In figure shown on the right, the mass of the trolley is 100 kg, and it can move without friction on the horizontal floor. Its length is 12m. The mass of the girl is 50 kg. Friction exists between the shoes of the girl and the trolley''s upper surface, with µ = 1/3. The girl can run with a maximum speed = 9 m/s on the surface of the trolley, with respect to the surface. At t = 0 the girl starts running from rest to the right. The trolley was initially stationary. (g = 10 m/s2) The minimum time in which the girl can acquire her maximum speed, for no slipping, is____

To solve this problem, we need to analyze the motion of both the girl and the trolley. The girl is running on the trolley, and we need to ensure that she does not slip. This means we must consider the forces acting on her and the resulting motion of the trolley. Let's break it down step by step.

Understanding the Forces at Play

The girl has a mass of 50 kg and can run at a maximum speed of 9 m/s relative to the trolley. The trolley has a mass of 100 kg and can move without friction. The coefficient of friction between the girl’s shoes and the trolley is given as µ = 1/3.

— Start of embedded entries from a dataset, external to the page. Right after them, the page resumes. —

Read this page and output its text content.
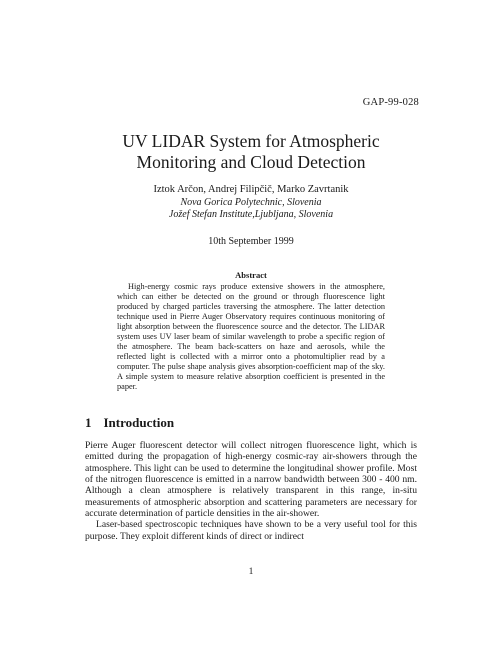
GAP-99-028
UV LIDAR System for Atmospheric
Monitoring and Cloud Detection
Iztok Arčon, Andrej Filipčič, Marko Zavrtanik
Nova Gorica Polytechnic, Slovenia
Jožef Stefan Institute,Ljubljana, Slovenia
10th September 1999
Abstract
High-energy cosmic rays produce extensive showers in the atmosphere, which can either be detected on the ground or through fluorescence light produced by charged particles traversing the atmosphere. The latter detection technique used in Pierre Auger Observatory requires continuous monitoring of light absorption between the fluorescence source and the detector. The LIDAR system uses UV laser beam of similar wavelength to probe a specific region of the atmosphere. The beam back-scatters on haze and aerosols, while the reflected light is collected with a mirror onto a photomultiplier read by a computer. The pulse shape analysis gives absorption-coefficient map of the sky. A simple system to measure relative absorption coefficient is presented in the paper.
1 Introduction

Pierre Auger fluorescent detector will collect nitrogen fluorescence light, which is emitted during the propagation of high-energy cosmic-ray air-showers through the atmosphere. This light can be used to determine the longitudinal shower profile. Most of the nitrogen fluorescence is emitted in a narrow bandwidth between 300 - 400 nm. Although a clean atmosphere is relatively transparent in this range, in-situ measurements of atmospheric absorption and scattering parameters are necessary for accurate determination of particle densities in the air-shower.

Laser-based spectroscopic techniques have shown to be a very useful tool for this purpose. They exploit different kinds of direct or indirect

1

Calculating the Maximum Frictional Force

The maximum static frictional force that can act on the girl while she runs is given by:

• F_friction = µ * N

Here, N is the normal force, which equals the weight of the girl:

• N = m_g * g = 50 \, \text{kg} * 10 \, \text{m/s}^2 = 500 \, \text{N}

Now, substituting the values:

• F_friction = (1/3) * 500 \, \text{N} = 166.67 \, \text{N}

Applying Newton's Second Law

When the girl runs to the right, she exerts a force on the trolley to the left due to Newton's third law. This frictional force will cause the trolley to accelerate to the left. We can set up the equations of motion for both the girl and the trolley.

Acceleration of the Girl

The acceleration of the girl can be calculated using Newton's second law:

• F = m * a

Thus, the acceleration of the girl (a_g) is:

• a_g = F_friction / m_g = 166.67 \, \text{N} / 50 \, \text{kg} = 3.33 \, \text{m/s}^2

Acceleration of the Trolley

Now, the trolley will also accelerate due to the frictional force acting on it:

• F = m * a

The acceleration of the trolley (a_t) is:

• a_t = F_friction / m_t = 166.67 \, \text{N} / 100 \, \text{kg} = 1.67 \, \text{m/s}^2

Relative Motion Consideration

Since the girl runs with a maximum speed of 9 m/s relative to the trolley, we need to consider the relative motion between the girl and the trolley. The total acceleration of the girl with respect to the ground can be expressed as:

• a_relative = a_g + a_t

Substituting the values:

• a_relative = 3.33 \, \text{m/s}^2 + 1.67 \, \text{m/s}^2 = 5 \, \text{m/s}^2

Finding the Time to Reach Maximum Speed

To find the time (t) it takes for the girl to reach her maximum speed of 9 m/s, we can use the formula:

• v = u + at

Where:

• v = final velocity (9 m/s)
• u = initial velocity (0 m/s)
• a = acceleration (3.33 m/s²)

Rearranging the equation to solve for time:

• t = (v - u) / a = (9 \, \text{m/s} - 0) / 3.33 \, \text{m/s}^2 ≈ 2.7 \, \text{s}

Final Calculation

Thus, the minimum time in which the girl can acquire her maximum speed, without slipping, is approximately:

• t ≈ 2.7 seconds

This analysis shows how the forces and accelerations interact in a system where friction plays a crucial role in the motion of both the girl and the trolley. Understanding these dynamics is essential in physics, especially in mechanics.